Bei Agalatze hat MIT SICHERHEIT die Wurfweite einen entscheidenen Anteil daran dass er immer regelmäßig seine Fische fängt. Wer ihn mal beim werfen beobachtet hat, und er sich dadurch auch nicht gestört fühlt, dann fischt er schon mal in "dänischen Hoheitsgewässern" !!! Wurfweite = tieferes Wasser, da tummeln sich dann schon mal die größeren!

Rekorde mag ich meinerseits nicht vermelden, zum einen weil ich mich damit nicht rühmen möchte *(@ Sunny*: KEIN NEID!!! |supergri ) , zum anderen wüsste ich gerade nicht mit WELCHEN Fischen... *(@ Sunny*: KEIN SPOT !!!|supergri )

Ich fange eigentlich regelmäßig meine Fischchen, dass ist die Hauptsache. Wenn ich beim angeln Rekorde jage, dann vielleicht bei der Disziplin "Wieviele Naggen im Brötchen schaffe ich heute" !!! #6


----------



## sunny (12. September 2006)

*AW: Rekorde!*



Micky schrieb:


> Rekorde mag ich meinerseits nicht vermelden, zum einen weil ich mich damit nicht rühmen möchte *(@ Sunny*: KEIN NEID!!! |supergri ) , zum anderen wüsste ich gerade nicht mit WELCHEN Fischen... *(@ Sunny*: KEIN SPOT !!!|supergri )



KEIN NEID |kopfkrat , verstehe ich nicht. Hau ich so auf den Putz mit dem, was ich fange? Dann muss ich noch mal in mich gehen. Kann eigentlich garnicht sein, soviel fang ich doch garnicht :q .

KEIN SPOT: Spot von mir #d , nie nich |supergri .


----------



## Katze_01 (12. September 2006)

*AW: Rekorde!*



Agalatze schrieb:


> ich angel überall an der ostseeküste...
> von fehmarn über ostholstein, oder kieler ecke !!!
> und mit glück hat das meiner meinung nach nichts zu tun.
> wie oft gehst du los ? ich sehr häufig :m
> *außerdem habe ich anfängerglück* :m


 
Lol, 

Katze


----------



## Dorschgreifer (12. September 2006)

*AW: Rekorde!*

Moin, Moin,

ich hatte mal vor ca 10 Jahren einen Dorsch von 98cm vor Dame gefangen. Das war allerdings ein absoluter Ausnahmefisch, gewogen habe ich ihn nicht. 

Fische um die 70 cm kommen öfter mal vor, aber nicht regelmäßig.
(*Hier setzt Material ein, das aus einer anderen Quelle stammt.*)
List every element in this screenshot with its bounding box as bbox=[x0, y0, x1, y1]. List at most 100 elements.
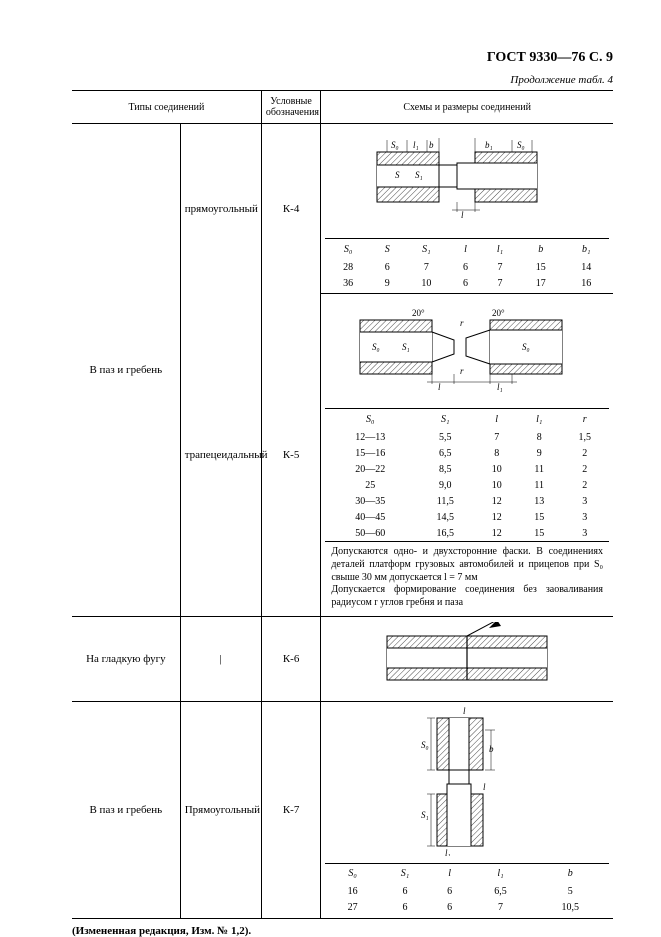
cell: 40—45 bbox=[325, 509, 415, 525]
cell: 15 bbox=[518, 525, 561, 542]
cell: 2 bbox=[561, 461, 609, 477]
cell: 27 bbox=[325, 900, 380, 916]
cell: 12—13 bbox=[325, 429, 415, 445]
cell: S bbox=[371, 239, 404, 260]
cell: 9 bbox=[371, 275, 404, 291]
k7-diagram-cell: S₀ S₁ b l l l₁ bbox=[321, 701, 613, 861]
cell: 15 bbox=[518, 259, 563, 275]
svg-text:r: r bbox=[460, 366, 464, 376]
cell: b bbox=[518, 239, 563, 260]
cell: 25 bbox=[325, 477, 415, 493]
cell: 6,5 bbox=[415, 445, 475, 461]
cell: l bbox=[430, 863, 469, 884]
cell: 2 bbox=[561, 477, 609, 493]
k4-symbol: К-4 bbox=[261, 124, 321, 294]
svg-text:S₁: S₁ bbox=[415, 170, 423, 180]
k7-symbol: К-7 bbox=[261, 701, 321, 918]
cell: 15 bbox=[518, 509, 561, 525]
cell: r bbox=[561, 409, 609, 430]
cell: 6 bbox=[449, 259, 482, 275]
cell: 7 bbox=[482, 259, 518, 275]
cell: 7 bbox=[475, 429, 518, 445]
cell: S₁ bbox=[415, 409, 475, 430]
cell: 14,5 bbox=[415, 509, 475, 525]
cell: 1,5 bbox=[561, 429, 609, 445]
svg-text:S₀: S₀ bbox=[517, 140, 525, 150]
cell: l₁ bbox=[518, 409, 561, 430]
k5-note: Допускаются одно- и двухсторонние фаски.… bbox=[325, 542, 609, 614]
cell: 11,5 bbox=[415, 493, 475, 509]
svg-text:l: l bbox=[483, 782, 486, 792]
svg-text:l₁: l₁ bbox=[413, 140, 419, 150]
k6-symbol: К-6 bbox=[261, 616, 321, 701]
cell: 10 bbox=[475, 461, 518, 477]
col-header-types: Типы соединений bbox=[72, 91, 261, 124]
svg-text:l: l bbox=[438, 382, 441, 392]
cell: l₁ bbox=[482, 239, 518, 260]
k5-svg: S₀ S₁ S₀ 20° 20° l l₁ r r bbox=[342, 302, 592, 398]
k7-diagram: S₀ S₁ b l l l₁ bbox=[325, 704, 609, 859]
cell: 3 bbox=[561, 509, 609, 525]
k7-type-sub: Прямоугольный bbox=[180, 701, 261, 918]
cell: 28 bbox=[325, 259, 370, 275]
k5-subtable-cell: S₀ S₁ l l₁ r 12—135,5781,5 15—166,5892 2… bbox=[321, 406, 613, 616]
cell: 14 bbox=[563, 259, 609, 275]
svg-text:l: l bbox=[461, 210, 464, 220]
cell: 3 bbox=[561, 525, 609, 542]
k6-diagram-cell bbox=[321, 616, 613, 701]
cell: 5,5 bbox=[415, 429, 475, 445]
cell: 6 bbox=[430, 900, 469, 916]
cell: l₁ bbox=[469, 863, 531, 884]
svg-text:S₁: S₁ bbox=[402, 342, 410, 352]
k5-symbol: К-5 bbox=[261, 294, 321, 617]
svg-text:l₁: l₁ bbox=[497, 382, 503, 392]
cell: 20—22 bbox=[325, 461, 415, 477]
cell: 9,0 bbox=[415, 477, 475, 493]
cell: 36 bbox=[325, 275, 370, 291]
col-header-schemes: Схемы и размеры соединений bbox=[321, 91, 613, 124]
cell: 8 bbox=[475, 445, 518, 461]
cell: 3 bbox=[561, 493, 609, 509]
cell: 5 bbox=[532, 884, 609, 900]
k5-diagram: S₀ S₁ S₀ 20° 20° l l₁ r r bbox=[325, 296, 609, 404]
cell: l bbox=[475, 409, 518, 430]
k7-svg: S₀ S₁ b l l l₁ bbox=[387, 706, 547, 856]
cell: 2 bbox=[561, 445, 609, 461]
cell: 16 bbox=[563, 275, 609, 291]
col-header-symbols: Условные обозначения bbox=[261, 91, 321, 124]
footer-note: (Измененная редакция, Изм. № 1,2). bbox=[72, 925, 613, 937]
k4-diagram: S₀ l₁ b b₁ S₀ S S₁ l bbox=[325, 126, 609, 234]
page-header: ГОСТ 9330—76 С. 9 bbox=[72, 50, 613, 66]
cell: 7 bbox=[404, 259, 449, 275]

Ich hate ein Jahr schon mal 4 Stück über 70 cm, dafür allerdings die letzten 2 Jahre keinen Einzigen, da war bei 64 cm Schluß und den habe ich auf der Seebrücke gefangen.


----------



## Leif (10. Oktober 2006)

*AW: Rekorde!*

Hat denn mal einer nen steinbutt von euch erwischt?


----------



## Koschi (10. Oktober 2006)

*AW: Rekorde!*

Dorsch: 74cm - Gahlendorf, aba das ist so lange her.... der hing noch an einer Paul Kerry Rute, ich war halt 10 Jahre jünger und konnte das Ding damals auch noch tragen... 

Butt: 52cm, Westermarkelsdorf (Sonne, nachmitags, 14:30, alleine am Strand und ein Biss (auch anner Paul Kerry...) wie von einem großen Dorsch - hat sich irgendwie eingeprägt, war einer der geilsten Fische...*schwelg*)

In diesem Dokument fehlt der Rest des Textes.